With government reforms on the PRN market that seek to address the lack of transparency and extreme volatility not due to be implemented until 2024, producers risk being lumped with similar huge and unpredictable costs throughout 2023, as the market remains at the mercy of uncapped prices and a total lack of transparency.
With the brewing and pub industry already under enormous pressure from extreme inflation, disruption throughout supply chains, an unprecedented energy crisis, and with significant tax rises and additional regulatory burdens on the horizon, intervention is urgently required. The BBPA is calling on the government to act as soon as possible to mitigate further extreme costs being piled onto businesses.
Emma McClarkin, chief executive of the BBPA, said: “2022 was a year full of challenges, and without some form of intervention 2023 is likely to be much the same for our industry.
“Extreme PRN costs had a huge impact on our sector last year, compounding significant increases in 2021, and yet they continue to go uncapped and, to a large extent, unnoticed by government.

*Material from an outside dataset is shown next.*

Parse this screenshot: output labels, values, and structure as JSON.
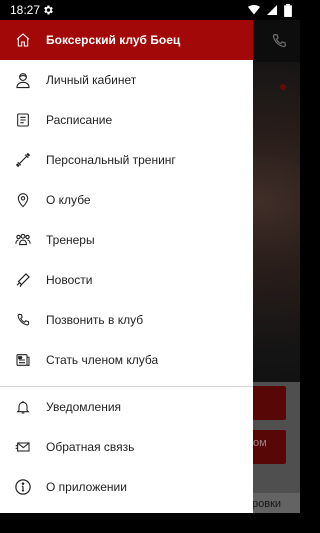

This is a market that is out of control and silently damaging many of our much-loved brewers’ businesses.
“When combined with the additional costs of a deposit return scheme and extended producer responsibility reforms these businesses will soon have to deal with, it is evident the financial and administrative burden on the sector will be soon become too much for many who are also tackling staff shortages, vast energy prices, and inflationary cost pressures. We need intervention from government on PRNs now, not in a year’s time.”